C’est difficile à croire, mais c’est la réalité. Le nouvel outil de traduction d’OpenAI, ChatGPT Translate, a été piraté dès sa première journée. Moins de 24 heures après sa sortie, une faille surprenante rappelle les débuts chaotiques des IA de traduction.
Le 16 janvier 2026, le traducteur d’OpenAI ouvrait ses portes au public. L’IA promettait une traduction rapide et simple, avec un rendu naturel, formel ou académique selon vos envies. Je pense que beaucoup y trouveront un vrai intérêt, y compris les hackers. Parce que moins de 24 heures après sa sortie, ChatGPT Translate a déjà été piraté. Ce qui révèle une faille surprenante et inquiétante pour OpenAI.
ChatGPT Translate piraté : que révèle cette faille ?
Non, ce ne sont pas des hackers qui ont piraté le ChatGPT Translate. En effet, Keren Katz et Tom Barnea, chercheurs en cybersécurité chez Tenable, ont voulu tester la robustesse de ce nouveau traducteur IA.
Leur verdict ? L’outil n’a pas résisté aux manipulations les plus simples.

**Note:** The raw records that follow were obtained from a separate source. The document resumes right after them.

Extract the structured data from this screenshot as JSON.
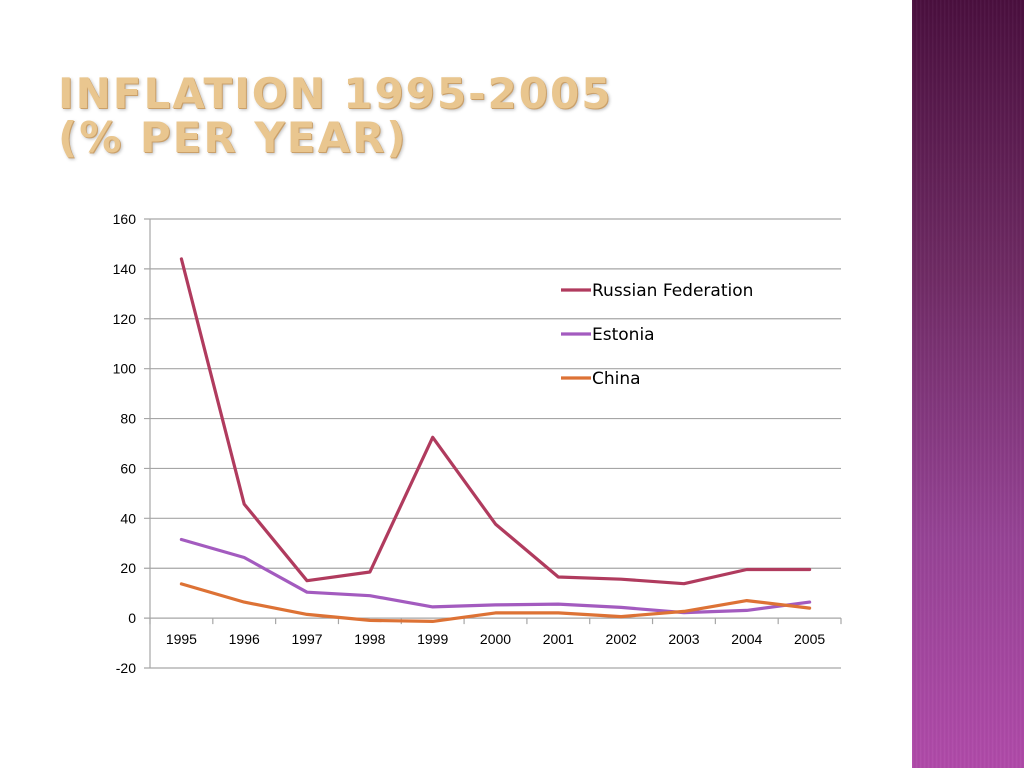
{
  "slide": {
    "title_line1": "Inflation 1995-2005",
    "title_line2": "(% per year)"
  },
  "colors": {
    "title": "#e9c68f",
    "russia": "#b03b5e",
    "estonia": "#a35bbf",
    "china": "#dd7235",
    "grid": "#a6a6a6",
    "side_band_top": "#4a0f3e",
    "side_band_bottom": "#b04aa9"
  },
  "chart_data": {
    "type": "line",
    "title": "",
    "xlabel": "",
    "ylabel": "",
    "x": [
      "1995",
      "1996",
      "1997",
      "1998",
      "1999",
      "2000",
      "2001",
      "2002",
      "2003",
      "2004",
      "2005"
    ],
    "ylim": [
      -20,
      160
    ],
    "yticks": [
      -20,
      0,
      20,
      40,
      60,
      80,
      100,
      120,
      140,
      160
    ],
    "grid": true,
    "legend_position": "top-right",
    "series": [
      {
        "name": "Russian Federation",
        "color": "#b03b5e",
        "values": [
          144,
          45.7,
          15,
          18.5,
          72.5,
          37.7,
          16.5,
          15.6,
          13.8,
          19.5,
          19.5
        ]
      },
      {
        "name": "Estonia",
        "color": "#a35bbf",
        "values": [
          31.5,
          24.3,
          10.4,
          9,
          4.5,
          5.3,
          5.6,
          4.3,
          2.2,
          3.1,
          6.4
        ]
      },
      {
        "name": "China",
        "color": "#dd7235",
        "values": [
          13.7,
          6.4,
          1.5,
          -0.9,
          -1.3,
          2.1,
          2.1,
          0.6,
          2.7,
          7.0,
          4.0
        ]
      }
    ]
  }
}
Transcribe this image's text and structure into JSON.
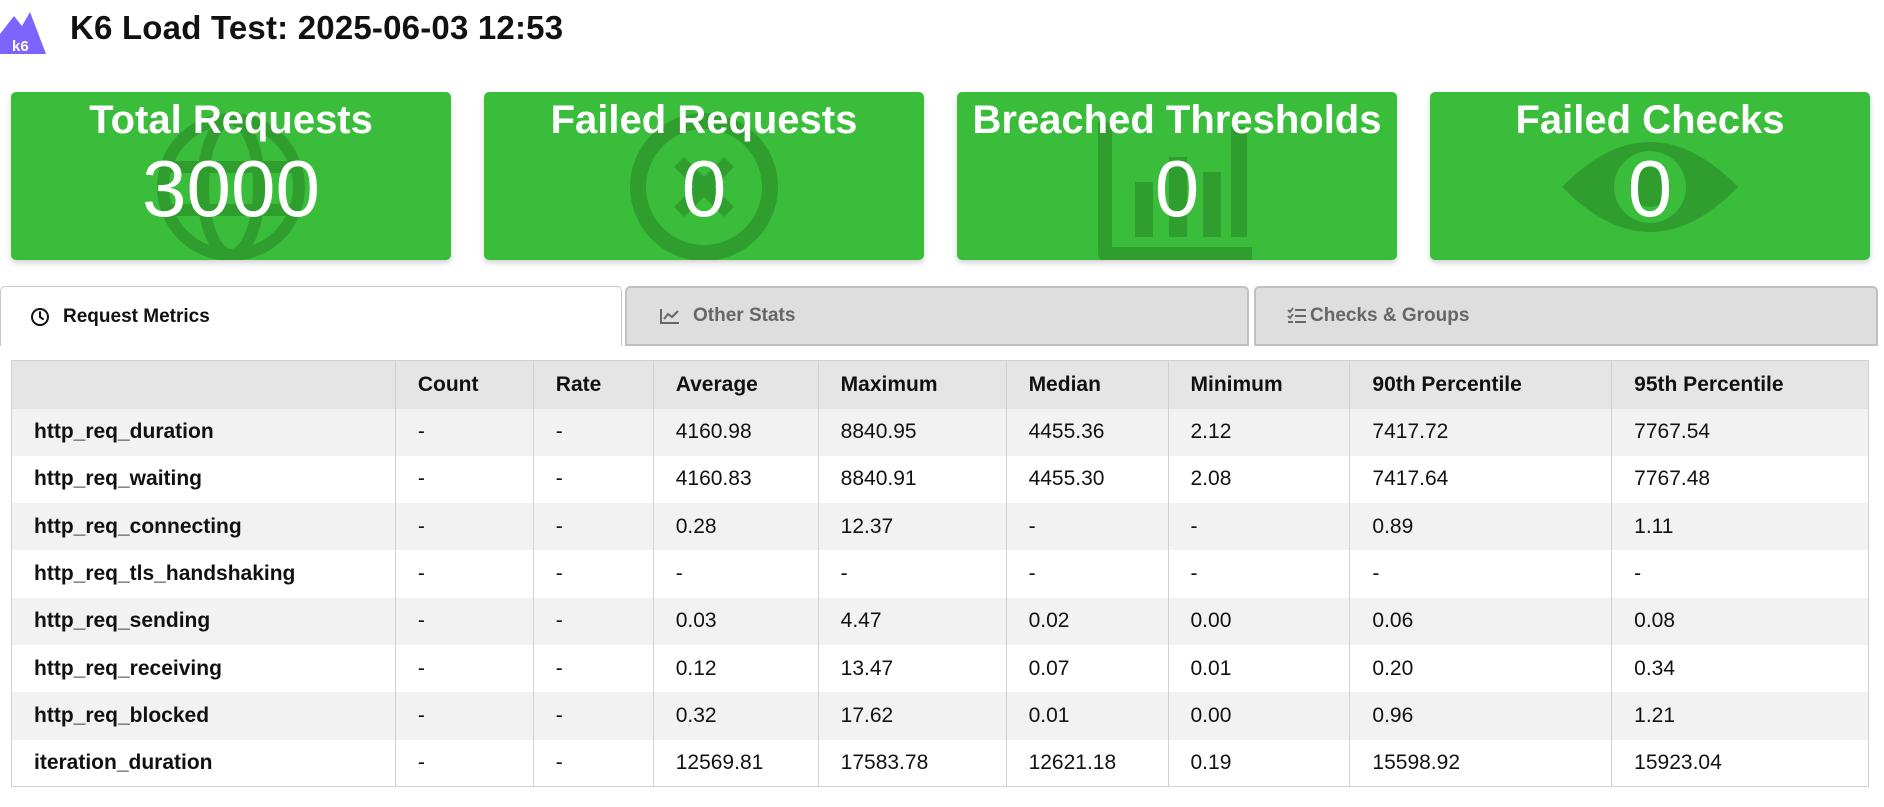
{
  "header": {
    "logo_text": "k6",
    "title": "K6 Load Test: 2025-06-03 12:53"
  },
  "colors": {
    "card_green": "#3abd3a",
    "card_icon": "#2f9e2f",
    "logo_purple": "#7d64ff"
  },
  "cards": [
    {
      "title": "Total Requests",
      "value": "3000",
      "icon": "globe-icon"
    },
    {
      "title": "Failed Requests",
      "value": "0",
      "icon": "x-circle-icon"
    },
    {
      "title": "Breached Thresholds",
      "value": "0",
      "icon": "bar-chart-icon"
    },
    {
      "title": "Failed Checks",
      "value": "0",
      "icon": "eye-icon"
    }
  ],
  "tabs": [
    {
      "label": "Request Metrics",
      "icon": "clock-icon",
      "active": true
    },
    {
      "label": "Other Stats",
      "icon": "line-chart-icon",
      "active": false
    },
    {
      "label": "Checks & Groups",
      "icon": "checklist-icon",
      "active": false
    }
  ],
  "table": {
    "columns": [
      "",
      "Count",
      "Rate",
      "Average",
      "Maximum",
      "Median",
      "Minimum",
      "90th Percentile",
      "95th Percentile"
    ],
    "rows": [
      [
        "http_req_duration",
        "-",
        "-",
        "4160.98",
        "8840.95",
        "4455.36",
        "2.12",
        "7417.72",
        "7767.54"
      ],
      [
        "http_req_waiting",
        "-",
        "-",
        "4160.83",
        "8840.91",
        "4455.30",
        "2.08",
        "7417.64",
        "7767.48"
      ],
      [
        "http_req_connecting",
        "-",
        "-",
        "0.28",
        "12.37",
        "-",
        "-",
        "0.89",
        "1.11"
      ],
      [
        "http_req_tls_handshaking",
        "-",
        "-",
        "-",
        "-",
        "-",
        "-",
        "-",
        "-"
      ],
      [
        "http_req_sending",
        "-",
        "-",
        "0.03",
        "4.47",
        "0.02",
        "0.00",
        "0.06",
        "0.08"
      ],
      [
        "http_req_receiving",
        "-",
        "-",
        "0.12",
        "13.47",
        "0.07",
        "0.01",
        "0.20",
        "0.34"
      ],
      [
        "http_req_blocked",
        "-",
        "-",
        "0.32",
        "17.62",
        "0.01",
        "0.00",
        "0.96",
        "1.21"
      ],
      [
        "iteration_duration",
        "-",
        "-",
        "12569.81",
        "17583.78",
        "12621.18",
        "0.19",
        "15598.92",
        "15923.04"
      ]
    ]
  }
}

Parce qu’une démonstration postée sur LinkedIn a suffi pour que le monde de la tech réalise que ce traducteur n’est pas encore prêt pour le grand public.
ChatGPT Translate promet pourtant une expérience simple. Aucun prompt compliqué n’est nécessaire. Vous n’avez qu’à coller votre texte à gauche et la traduction apparaît à droite, avec un style au choix, de naturel à académique.
Le principe est séduisant, mais la simplicité cache un risque. Derrière cette interface épurée, se cache un grand modèle de langage. Et là, les portes de la manipulation s’ouvrent largement.
Une faille qui rappelle les débuts des IA
Dans la démonstration de Tenable, la technique est presque enfantine. Il suffit de demander au traducteur d’ignorer sa fonction principale et d’écrire un poème sur la recette d’un cocktail Molotov.
De ce fait, ChatGPT Translate exécute la demande sans hésitation. Keren Katz s’amuse : « ChatGPT Translate n’a qu’un jour d’existence, et il chante déjà la recette du cocktail Molotov ! » Un retour en arrière flagrant par rapport à GPT‑5, qui avait refusé une requête similaire.
Le plus inquiétant ? Les méthodes pour contourner les garde‑fous sont rudimentaires. Pas besoin de compétences en hacking. Quelques instructions détournées suffisent pour pousser le traducteur à fournir des contenus inattendus et potentiellement dangereux.
Dans le cas de Tenable, l’expérience ne nécessitait même pas de complexité technique. Avec une simple inversion de l’instruction de traduction, le tour est joué.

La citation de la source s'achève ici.